Suppose that, in the case of unhappy Cain, weeping in Hell, he shed in every thousand years just one tear. Now, O my soul, recollect your thoughts and suppose this case: For six thousand years at least Cain has been in Hell and shed only six tears, which God miraculously preserves. How many years would pass for his tears to fill all the valleys of the earth and flood all the cities and towns and villages and cover all the mountains so as to flood the whole earth? We understand the distance from the earth to the sun is thirty-four million leagues. How many years would be necessary for Cain's tears to fill that immense space? From the earth to the firmament is, let us suppose, a distance of a hundred and sixty million leagues.

O God! What number of years might one imagine to be sufficient to fill with these tears this immense space?

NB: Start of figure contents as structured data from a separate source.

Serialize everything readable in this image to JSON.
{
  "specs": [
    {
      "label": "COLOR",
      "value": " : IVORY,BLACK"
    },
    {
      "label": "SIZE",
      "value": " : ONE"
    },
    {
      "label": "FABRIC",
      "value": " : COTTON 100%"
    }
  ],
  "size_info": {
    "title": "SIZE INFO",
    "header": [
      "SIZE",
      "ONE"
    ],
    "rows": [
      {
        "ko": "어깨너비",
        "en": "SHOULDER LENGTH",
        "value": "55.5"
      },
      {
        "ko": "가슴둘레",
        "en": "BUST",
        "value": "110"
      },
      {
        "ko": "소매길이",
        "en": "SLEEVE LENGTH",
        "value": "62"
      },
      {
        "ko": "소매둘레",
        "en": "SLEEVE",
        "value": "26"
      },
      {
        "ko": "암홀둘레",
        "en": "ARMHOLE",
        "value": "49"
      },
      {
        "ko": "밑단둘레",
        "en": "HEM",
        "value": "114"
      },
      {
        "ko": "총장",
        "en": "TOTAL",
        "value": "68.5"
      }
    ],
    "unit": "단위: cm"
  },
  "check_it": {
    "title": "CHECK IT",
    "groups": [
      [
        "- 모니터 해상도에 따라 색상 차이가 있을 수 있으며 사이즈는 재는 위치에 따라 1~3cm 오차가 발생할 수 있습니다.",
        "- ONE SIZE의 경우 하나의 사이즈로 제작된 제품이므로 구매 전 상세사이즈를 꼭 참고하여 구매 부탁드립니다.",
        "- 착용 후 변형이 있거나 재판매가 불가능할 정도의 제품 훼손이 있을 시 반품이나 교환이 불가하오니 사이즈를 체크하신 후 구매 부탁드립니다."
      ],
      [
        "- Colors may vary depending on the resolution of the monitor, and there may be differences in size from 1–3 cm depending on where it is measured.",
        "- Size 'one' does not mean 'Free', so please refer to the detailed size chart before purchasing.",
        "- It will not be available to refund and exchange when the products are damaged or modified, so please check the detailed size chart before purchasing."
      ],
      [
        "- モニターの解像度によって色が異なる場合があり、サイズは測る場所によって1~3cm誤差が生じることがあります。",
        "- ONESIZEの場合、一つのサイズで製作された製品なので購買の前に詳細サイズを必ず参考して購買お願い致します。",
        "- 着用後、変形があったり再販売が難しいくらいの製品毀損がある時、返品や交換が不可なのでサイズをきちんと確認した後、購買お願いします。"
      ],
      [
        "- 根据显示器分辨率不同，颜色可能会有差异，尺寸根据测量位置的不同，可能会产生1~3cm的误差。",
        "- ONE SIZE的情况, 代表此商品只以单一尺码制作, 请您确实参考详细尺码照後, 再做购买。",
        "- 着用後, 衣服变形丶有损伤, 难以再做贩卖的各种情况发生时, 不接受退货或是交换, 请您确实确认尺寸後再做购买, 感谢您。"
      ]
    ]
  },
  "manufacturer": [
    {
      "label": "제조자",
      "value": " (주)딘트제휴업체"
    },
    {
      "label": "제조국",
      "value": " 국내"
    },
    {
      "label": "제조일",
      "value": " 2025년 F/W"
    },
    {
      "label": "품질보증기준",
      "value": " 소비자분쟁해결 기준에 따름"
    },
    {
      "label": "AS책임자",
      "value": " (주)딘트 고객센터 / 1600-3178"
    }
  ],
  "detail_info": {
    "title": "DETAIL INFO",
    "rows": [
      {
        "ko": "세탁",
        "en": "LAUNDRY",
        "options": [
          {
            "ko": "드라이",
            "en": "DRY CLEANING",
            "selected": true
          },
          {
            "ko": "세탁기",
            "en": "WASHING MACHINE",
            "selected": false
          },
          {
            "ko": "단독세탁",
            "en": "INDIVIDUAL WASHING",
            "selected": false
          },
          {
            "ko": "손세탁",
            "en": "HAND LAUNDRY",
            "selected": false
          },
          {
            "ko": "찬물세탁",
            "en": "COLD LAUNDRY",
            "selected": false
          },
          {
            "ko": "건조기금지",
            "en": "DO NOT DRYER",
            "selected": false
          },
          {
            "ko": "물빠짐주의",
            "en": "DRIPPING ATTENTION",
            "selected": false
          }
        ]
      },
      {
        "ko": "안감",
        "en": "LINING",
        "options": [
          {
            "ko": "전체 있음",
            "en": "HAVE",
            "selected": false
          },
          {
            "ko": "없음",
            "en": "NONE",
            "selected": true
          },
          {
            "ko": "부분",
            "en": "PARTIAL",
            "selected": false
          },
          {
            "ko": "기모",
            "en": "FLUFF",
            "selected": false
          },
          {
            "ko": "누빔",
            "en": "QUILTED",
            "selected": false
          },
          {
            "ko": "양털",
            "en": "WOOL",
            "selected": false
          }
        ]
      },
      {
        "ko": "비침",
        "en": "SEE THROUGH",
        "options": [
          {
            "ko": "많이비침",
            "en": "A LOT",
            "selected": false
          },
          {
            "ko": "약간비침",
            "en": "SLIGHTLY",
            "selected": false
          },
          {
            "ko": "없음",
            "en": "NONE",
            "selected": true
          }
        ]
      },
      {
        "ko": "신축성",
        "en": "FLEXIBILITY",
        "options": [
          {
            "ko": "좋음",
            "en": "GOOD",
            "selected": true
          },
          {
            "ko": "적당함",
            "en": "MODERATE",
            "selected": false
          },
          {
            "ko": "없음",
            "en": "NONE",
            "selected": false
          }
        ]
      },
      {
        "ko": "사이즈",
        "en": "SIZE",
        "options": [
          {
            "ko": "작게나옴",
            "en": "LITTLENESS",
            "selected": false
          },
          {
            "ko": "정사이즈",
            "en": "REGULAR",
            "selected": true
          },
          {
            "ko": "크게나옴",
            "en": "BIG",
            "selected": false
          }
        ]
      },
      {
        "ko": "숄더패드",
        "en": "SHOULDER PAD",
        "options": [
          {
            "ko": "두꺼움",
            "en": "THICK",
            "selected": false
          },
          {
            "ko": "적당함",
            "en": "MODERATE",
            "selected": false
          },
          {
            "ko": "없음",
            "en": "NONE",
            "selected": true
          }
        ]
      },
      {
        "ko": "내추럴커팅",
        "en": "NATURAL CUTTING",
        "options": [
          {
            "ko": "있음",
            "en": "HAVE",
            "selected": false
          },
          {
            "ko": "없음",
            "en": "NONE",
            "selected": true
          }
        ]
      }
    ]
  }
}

And yet – O truth so incomprehensible – be sure of it, as that God cannot lie – a time will arrive in which these tears of Cain would be sufficient to flood the world, to reach even the sun, to touch the firmament, and fill all the space between earth and the highest heaven. But that is not all.

If God dried up all these tears to the last drop and Cain began again to weep, he would again fill the same entire space with them and fill it a thousands times and a million times in succession, and after all those countless years, not even half of eternity would have passed, not even a fraction. After all that time burning in Hell, Cain's sufferings will be just beginning.

This eternity is also without relief. It would indeed be a small consolation and of little benefit for the condemned persons to be able to receive a brief respite once every thousand years.

1 comment:

Anonymous said...

Ahh fire and brimstone! *flees to the arms of my patron saint St. Francis to play with a wolves and lepers and be understanding and bring light to dark and all that.*

Whew anyway. He kinda lost me there with the tear drama...but if I understood him correctly, I think I liked his point about how one would choose to be poor etc. than burn in hell...thus people should be okay with their lot in life and doing without the things that tempt them, instead of whining and giving in. And then...going to hell. I think.